IndieFest pulls gems from vault
While programming his 20th IndieFest, founder Jeff Ross found himself overwhelmed with memories from the festival’s early years, when he was a twentysomething film geek and the underground indie film movement was in full flower.
“I still have a whole bunch of VHS tapes that people would send us for their submissions — they take up so much room,” Ross said. “Those first few years were very memorable to me personally. (There were) some excellent movies that, because they came out before the digital wave, they’re not really movies people get a chance to see.”

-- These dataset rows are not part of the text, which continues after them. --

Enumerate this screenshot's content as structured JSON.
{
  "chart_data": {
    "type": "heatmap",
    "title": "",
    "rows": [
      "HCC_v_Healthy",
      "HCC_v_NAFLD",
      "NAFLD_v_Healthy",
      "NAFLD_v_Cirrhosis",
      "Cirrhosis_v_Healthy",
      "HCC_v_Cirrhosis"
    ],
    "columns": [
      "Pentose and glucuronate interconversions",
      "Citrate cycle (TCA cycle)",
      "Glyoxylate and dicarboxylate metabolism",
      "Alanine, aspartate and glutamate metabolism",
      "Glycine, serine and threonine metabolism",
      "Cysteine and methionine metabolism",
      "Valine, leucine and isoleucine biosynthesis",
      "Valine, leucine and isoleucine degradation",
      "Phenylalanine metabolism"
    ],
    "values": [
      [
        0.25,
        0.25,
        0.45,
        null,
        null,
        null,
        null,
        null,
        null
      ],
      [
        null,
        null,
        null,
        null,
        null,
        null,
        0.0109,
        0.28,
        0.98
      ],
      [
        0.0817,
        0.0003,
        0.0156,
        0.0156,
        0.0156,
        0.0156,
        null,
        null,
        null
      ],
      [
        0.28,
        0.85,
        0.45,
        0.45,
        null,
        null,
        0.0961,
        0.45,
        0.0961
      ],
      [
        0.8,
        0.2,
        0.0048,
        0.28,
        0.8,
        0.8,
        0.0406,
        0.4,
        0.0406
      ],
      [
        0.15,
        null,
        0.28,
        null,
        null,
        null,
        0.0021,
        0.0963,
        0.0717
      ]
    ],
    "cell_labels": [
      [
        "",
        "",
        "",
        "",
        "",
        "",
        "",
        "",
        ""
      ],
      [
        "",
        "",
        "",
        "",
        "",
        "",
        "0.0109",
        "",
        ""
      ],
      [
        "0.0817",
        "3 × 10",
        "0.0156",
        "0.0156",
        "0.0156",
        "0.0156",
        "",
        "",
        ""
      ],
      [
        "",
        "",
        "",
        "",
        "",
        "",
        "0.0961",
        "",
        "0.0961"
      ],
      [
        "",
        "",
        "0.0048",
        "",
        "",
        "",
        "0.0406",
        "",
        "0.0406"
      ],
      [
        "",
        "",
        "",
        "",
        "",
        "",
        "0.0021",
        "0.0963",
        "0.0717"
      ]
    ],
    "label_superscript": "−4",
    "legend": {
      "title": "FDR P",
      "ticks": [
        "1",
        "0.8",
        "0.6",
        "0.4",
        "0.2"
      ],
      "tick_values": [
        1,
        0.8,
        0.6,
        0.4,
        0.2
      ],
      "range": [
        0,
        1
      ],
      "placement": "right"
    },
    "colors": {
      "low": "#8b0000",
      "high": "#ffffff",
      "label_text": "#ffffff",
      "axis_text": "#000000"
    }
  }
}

So for this year’s San Francisco independent film festival, Ross is bringing back one film from each of the past IndieFests, creating an informal timeline of how the festival — and by extension, independent cinema — has evolved over two decades, from the 1999 punk/horror/sci-fihybrid “Sore Losers,” to his favorite from last year, the Brazilian drama “Kill Me Please.”
“I had the most fun looking back at the early days,” Ross said. “The first few years of the festival, the films were closer to what you might call underground, or experimental or whatever, than they are now. The films we select now tend to be more polished. Our audiences expect a film that doesn’t have the boom (microphone) in it.”
Highlights include “Funny Ha Ha” (2004 festival) and “Harmony and Me” (2010), both key films of the “mumblecore” movement; “Raiders of the Lost Ark: The Adaptation,” a shot-by-shot remake by three Mississippi kids in the 1980s that was resurrected in 2005; “Viva” (2007), an early film by “Love Witch” director Anna Biller; and “Bubba Ho-Tep” (2003), that strange movie set in a retirement home in which Elvis Presley (Bruce Campbell) and John F. Kennedy (Ossie Davis) battle an ancient Egyptian mummy.
“Bubba Ho-Tep” was the closing-night film, and Ross was stunned when Campbell agreed to appear.
“I think we were drinking at a bar until they kicked us out,” Ross said. “I never would have expected that from someone who had such fame. IndieFest doesn’t get a lot of name stars at the festival, so having him there was pretty cool.
One treat is “Shut Yer Dirty Little Mouth” (2002), a San Francisco-made film by Robert Taicher based on underground audio tapes from the late 1980s of an alcoholic, bickering couple in the Lower Haight secretly recorded by their neighbor.
“These tapes became underground sensations in the 1980s,” Ross said. “You would hear clips on punk rock records. So many lines that stick in your heads. Fans would say them and repeat them like ‘Rocky Horror’ or ‘The Big Lebowski.’ Definitely an indie classic . ...
“These are kind of like movies for the people. They end up being personal, even if it’s a slasher midnight movie thing.”